There is the normalization of multigenerational living and continuing to live with parents as an adult, which will also put pressure on how many potential strippers are available. Unlike the 90s/early 2000s, families are stronger than they used to be, which means more eyeballs that can potentially monitor your behavior. There has been a huge uptick in the number of posts on stripper boards (especially Reddit) about “how do I get started as a stripper without my parents finding out”—and most likely the vast majority of them realize it’s not realistic to hide their activities if they want to work more than every once in a while. Speaking of hiding activities from parents, while the news article didn’t outright come out and say it, it was heavily implied that one of the women who was the strongest voice with pushing raising the age limit for working at a titty bar to 21 in Texas was somebody whose daughter was a stripper behind her back and died while driving home drunk and underage. Just like it became less acceptable to contract strippers who were 15 starting in…the 90s or 00s? (I have no clue about when that shift would have been, and good luck finding anybody other than an OG old stripper/ex stripper to even admit to that stuff)…limiting the supply even more.
On the customer end, ever since Covid, there are its own issues that have lots of people wary to go into clubs. And that can depends on either worries about personal finances, health reasons (for either themselves or their loved ones), or just simply fatigue because of increased hostility one could either be perpetuating or receiving (whether due to racism, political views, etc) Add in the rise of work from home and stronger family ties that makes married men (especially with children) less motivated to get out. There was a meme circulating around for a while that said “boomers want us all to return to the office so that they can go back to having affairs”—which is a good summary of a rising attitude that is going to be less likely to be inclined to be a titty bar frequenter.
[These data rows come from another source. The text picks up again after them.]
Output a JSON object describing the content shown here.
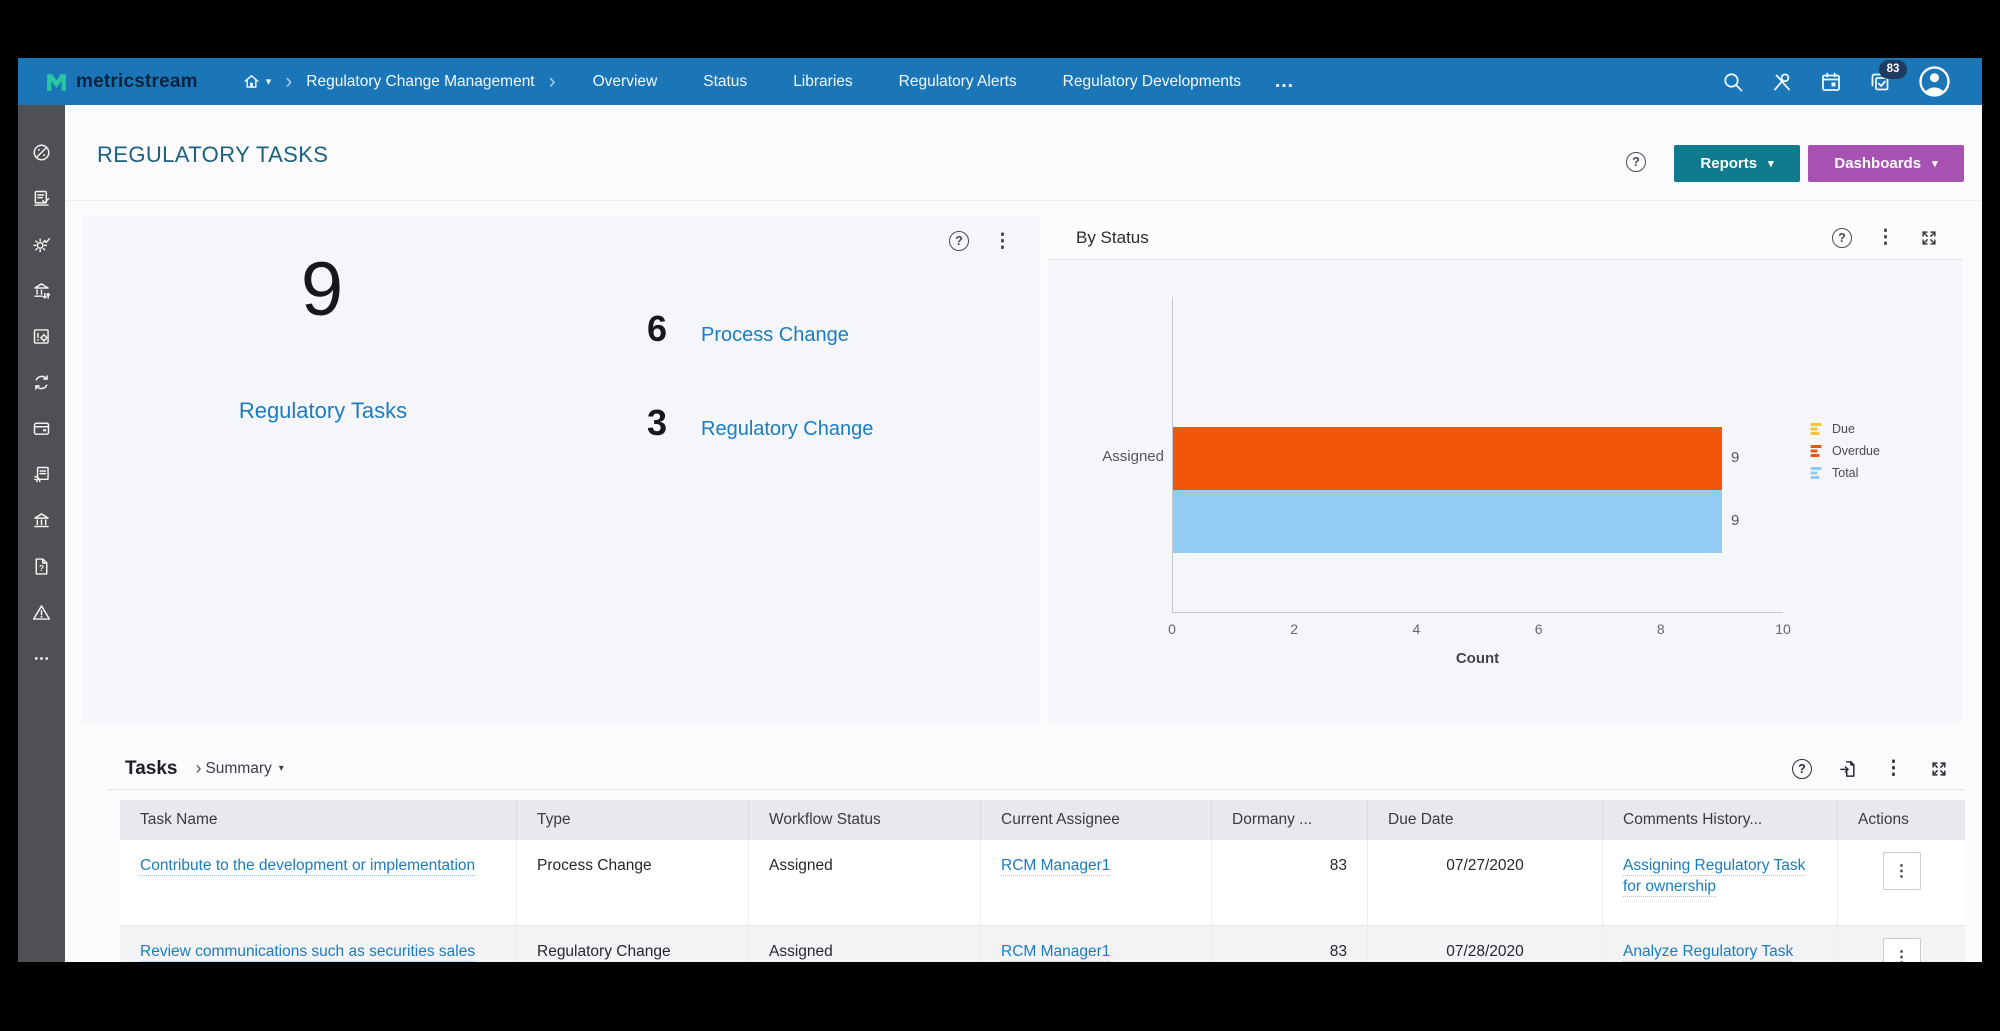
{
  "navbar": {
    "brand": "metricstream",
    "breadcrumb_root": "Regulatory Change Management",
    "items": [
      "Overview",
      "Status",
      "Libraries",
      "Regulatory Alerts",
      "Regulatory Developments"
    ],
    "overflow_label": "…",
    "badge_count": "83",
    "right_icons": [
      "search-icon",
      "tools-icon",
      "calendar-icon",
      "tasks-icon",
      "avatar"
    ]
  },
  "sidebar": {
    "icons": [
      "compass-icon",
      "audit-doc-icon",
      "gear-check-icon",
      "org-exchange-icon",
      "device-config-icon",
      "sync-icon",
      "wallet-icon",
      "news-icon",
      "bank-icon",
      "document-help-icon",
      "alert-triangle-icon",
      "more-icon"
    ]
  },
  "page": {
    "title": "REGULATORY TASKS",
    "reports_label": "Reports",
    "dashboards_label": "Dashboards"
  },
  "kpi": {
    "total_value": "9",
    "total_label": "Regulatory Tasks",
    "items": [
      {
        "value": "6",
        "label": "Process Change"
      },
      {
        "value": "3",
        "label": "Regulatory Change"
      }
    ]
  },
  "chart_data": {
    "type": "bar",
    "orientation": "horizontal",
    "title": "By Status",
    "categories": [
      "Assigned"
    ],
    "series": [
      {
        "name": "Due",
        "color": "#efc63c",
        "values": [
          0
        ]
      },
      {
        "name": "Overdue",
        "color": "#f2560a",
        "values": [
          9
        ]
      },
      {
        "name": "Total",
        "color": "#92ccf4",
        "values": [
          9
        ]
      }
    ],
    "xlabel": "Count",
    "xlim": [
      0,
      10
    ],
    "xticks": [
      0,
      2,
      4,
      6,
      8,
      10
    ],
    "legend_position": "right",
    "value_labels": true,
    "grid": false
  },
  "tasks": {
    "title": "Tasks",
    "view": "Summary",
    "columns": [
      "Task Name",
      "Type",
      "Workflow Status",
      "Current Assignee",
      "Dormany ...",
      "Due Date",
      "Comments History...",
      "Actions"
    ],
    "rows": [
      {
        "task_name": "Contribute to the development or implementation",
        "type": "Process Change",
        "workflow_status": "Assigned",
        "current_assignee": "RCM Manager1",
        "dormancy": "83",
        "due_date": "07/27/2020",
        "comments": "Assigning Regulatory Task for ownership"
      },
      {
        "task_name": "Review communications such as securities sales advertising",
        "type": "Regulatory Change",
        "workflow_status": "Assigned",
        "current_assignee": "RCM Manager1",
        "dormancy": "83",
        "due_date": "07/28/2020",
        "comments": "Analyze Regulatory Task record"
      }
    ]
  },
  "icons": {
    "help_glyph": "?",
    "kebab_glyph": "⋮",
    "caret_glyph": "▾",
    "chevron_glyph": "›"
  },
  "colors": {
    "navbar": "#1b76b8",
    "brand_teal": "#29c5a4",
    "sidebar": "#4f5053",
    "page_title": "#1b617e",
    "reports_button": "#0e7b8f",
    "dashboards_button": "#a751b2",
    "link": "#1a7cc1",
    "bar_overdue": "#f2560a",
    "bar_total": "#92ccf4",
    "legend_due": "#efc63c"
  }
}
Also, strip club owners/managers are aging and and are either too ignorant, too inflexible, or too burned out to know how to adjust to an emerging group of guys who, statistically, don’t want to drink as much alcohol as the older generation and who will have less tolerance for the attitude of “I-got-mine-fuck-you” that is commonly part of the hustle from club staff, strippers, and fellow club customers that (whether fairly or unfairly) is perceived as not just merely a boomer trait, but a particularly loathsome boomer trait. So lots of younger guys will come in because of curiosity and rap music videos, but ultimately end up turned off and walking away. Also, plenty of strippers are doing things like communicating online with each other online about their clubs, and doing things like advocating unionizing. That’s going to keep contributing to a lot of spiteful owners who would rather let their club burn than give into stripper demands.
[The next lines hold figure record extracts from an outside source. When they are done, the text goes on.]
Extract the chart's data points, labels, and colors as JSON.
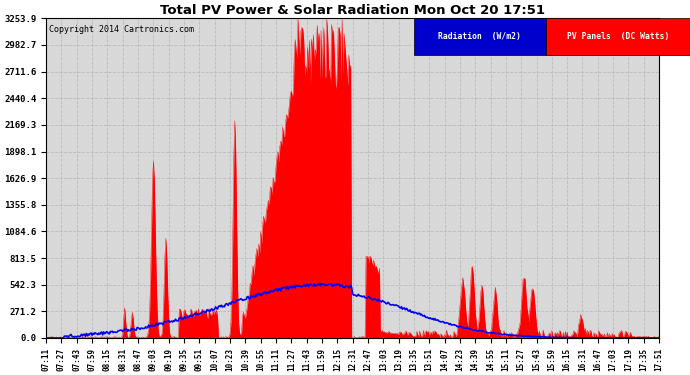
{
  "title": "Total PV Power & Solar Radiation Mon Oct 20 17:51",
  "copyright": "Copyright 2014 Cartronics.com",
  "y_ticks": [
    0.0,
    271.2,
    542.3,
    813.5,
    1084.6,
    1355.8,
    1626.9,
    1898.1,
    2169.3,
    2440.4,
    2711.6,
    2982.7,
    3253.9
  ],
  "ymax": 3253.9,
  "ymin": 0.0,
  "pv_color": "#ff0000",
  "radiation_color": "#0000ff",
  "background_color": "#d8d8d8",
  "grid_color": "#bbbbbb",
  "legend_radiation_bg": "#0000cc",
  "legend_pv_bg": "#ff0000",
  "x_labels": [
    "07:11",
    "07:27",
    "07:43",
    "07:59",
    "08:15",
    "08:31",
    "08:47",
    "09:03",
    "09:19",
    "09:35",
    "09:51",
    "10:07",
    "10:23",
    "10:39",
    "10:55",
    "11:11",
    "11:27",
    "11:43",
    "11:59",
    "12:15",
    "12:31",
    "12:47",
    "13:03",
    "13:19",
    "13:35",
    "13:51",
    "14:07",
    "14:23",
    "14:39",
    "14:55",
    "15:11",
    "15:27",
    "15:43",
    "15:59",
    "16:15",
    "16:31",
    "16:47",
    "17:03",
    "17:19",
    "17:35",
    "17:51"
  ]
}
And also, just like taxi dance halls, strip clubs also have and will continue to face “death by a thousand cuts” from police raids and local governments that want them shut down.
If the parallels between titty bars and taxi dance halls continue, the biggest death knell will be when the economy finally normalizes itself in a way that the vast majority of people consider satisfactory. Just like the end of world war 2 was the biggest death knell for taxi dance halls. Sure a few locations will continue to exist every here and there, but they will be pushed out of the mainstream and an anachronism.
And that will pave the way for a new, whatever becomes more culturally relevant in its time, form of “party” sex work that isn’t just straightforward escorting to take its place.
Unless something is done to address these two factors, this business model will last in perpetuity.
I lived in the bible belt for a few years in the past decade and even there (in a community that espouses traditional conservative Christian values) itc extras were all available to outsiders like me.
I think things like liquor laws, change in LLC owners and local economies failing are more likely to lead to strip clubs closing in podunk cities.